Hey everyone! 👋
I noticed that many of you were looking for more insights after the webinar, so I decided to share a starter notebook that improves performance. This one achieves a 7.17 RMSE, which is a step up from the baseline. 🚀
🔗 https://www.kaggle.com/code/dukekojokongo/ibm-skillsbuild-improved-starter-notebook
✅ Feature engineering tricks to improve model performance
✅ A better handling of missing values and zero values from months 1 to 6
✅ Optimized model parameters for better forecasting
I hope this helps! Feel free to test it, tweak it, and share your thoughts. Let’s push for even better scores together! 💪🔥
Credits to @MuhammadQasimShabbeer for the uploaded dataset
Don't forgot to upvote the notebook :)
Nic and neat notebook @CodeJoe , i appreciate your effort and help
Thank you for the kind words @Knowledge_Seeker101
Hi @CodeJoe! I'm still struggling with the best strategies on validation and feature engineering and your notebooks are helping a lot! I've tried to reproduce your example but the "complete_data" dataframe in your notebook has 32906 rows while when I try to reproduce it with the raw data from the "Data" page, it turns out to have 136409 rows, almost 4 times more rows. Have you done any pre-processing? E.G.: filtering some periods of dates or some combinations of consumer_device/user_id?
@silvaemqap Yes I basically dropped the zero values to get a better score with gradient boosting models. All of it is explained in the notebook.
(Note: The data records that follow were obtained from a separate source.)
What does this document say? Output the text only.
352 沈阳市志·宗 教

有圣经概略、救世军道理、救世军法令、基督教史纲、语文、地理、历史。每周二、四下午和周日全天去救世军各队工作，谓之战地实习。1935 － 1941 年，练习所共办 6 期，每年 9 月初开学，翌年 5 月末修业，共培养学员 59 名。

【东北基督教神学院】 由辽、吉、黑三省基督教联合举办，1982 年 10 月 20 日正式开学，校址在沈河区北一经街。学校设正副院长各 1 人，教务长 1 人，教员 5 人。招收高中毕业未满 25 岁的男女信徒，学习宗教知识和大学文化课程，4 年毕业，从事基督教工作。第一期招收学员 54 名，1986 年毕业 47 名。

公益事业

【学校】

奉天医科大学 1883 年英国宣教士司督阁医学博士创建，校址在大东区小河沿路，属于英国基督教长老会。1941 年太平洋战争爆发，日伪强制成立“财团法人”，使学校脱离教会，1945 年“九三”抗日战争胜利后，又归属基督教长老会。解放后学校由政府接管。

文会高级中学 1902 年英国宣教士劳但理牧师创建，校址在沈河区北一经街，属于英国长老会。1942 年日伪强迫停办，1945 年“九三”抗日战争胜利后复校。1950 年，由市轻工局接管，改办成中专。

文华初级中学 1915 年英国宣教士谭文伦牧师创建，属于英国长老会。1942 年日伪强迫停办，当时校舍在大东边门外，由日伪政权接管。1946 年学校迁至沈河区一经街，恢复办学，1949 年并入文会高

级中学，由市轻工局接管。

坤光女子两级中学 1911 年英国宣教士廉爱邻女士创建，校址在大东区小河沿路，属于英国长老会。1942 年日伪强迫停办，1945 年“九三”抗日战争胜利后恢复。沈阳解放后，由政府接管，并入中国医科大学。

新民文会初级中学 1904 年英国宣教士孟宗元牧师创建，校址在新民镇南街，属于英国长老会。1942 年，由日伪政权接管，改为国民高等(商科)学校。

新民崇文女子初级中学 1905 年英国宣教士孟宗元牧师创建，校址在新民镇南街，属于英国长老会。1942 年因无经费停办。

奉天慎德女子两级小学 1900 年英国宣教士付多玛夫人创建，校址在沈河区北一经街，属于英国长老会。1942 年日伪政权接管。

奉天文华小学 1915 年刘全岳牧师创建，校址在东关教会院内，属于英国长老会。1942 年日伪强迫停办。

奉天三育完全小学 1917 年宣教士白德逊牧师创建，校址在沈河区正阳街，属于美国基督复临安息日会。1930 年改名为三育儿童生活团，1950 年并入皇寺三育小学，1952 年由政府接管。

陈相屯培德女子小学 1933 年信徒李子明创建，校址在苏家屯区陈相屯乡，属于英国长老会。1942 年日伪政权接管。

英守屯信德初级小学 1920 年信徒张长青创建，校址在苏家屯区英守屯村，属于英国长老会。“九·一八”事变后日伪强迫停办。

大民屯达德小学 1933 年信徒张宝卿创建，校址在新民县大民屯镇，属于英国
Good job @CodeJoe - also trying to make peace between the massive gaps between cv scores vs p.leaderboard in my experiments.. Kind of competition that may give us another earthquake just before I recovered fully from the cassava root estimation one..
You can try a sliding window validation @silvaemqap and see how will turn out if not yet....
I understand your plight😂. we hope for the best.
Thank you very much @CodeJoe, you just made my day, I am happy. Your notebook is very neat and very comprehensible. You are a great data scientist, keep it up.
@RareGem Thank you for the kind words. I really appreciate it.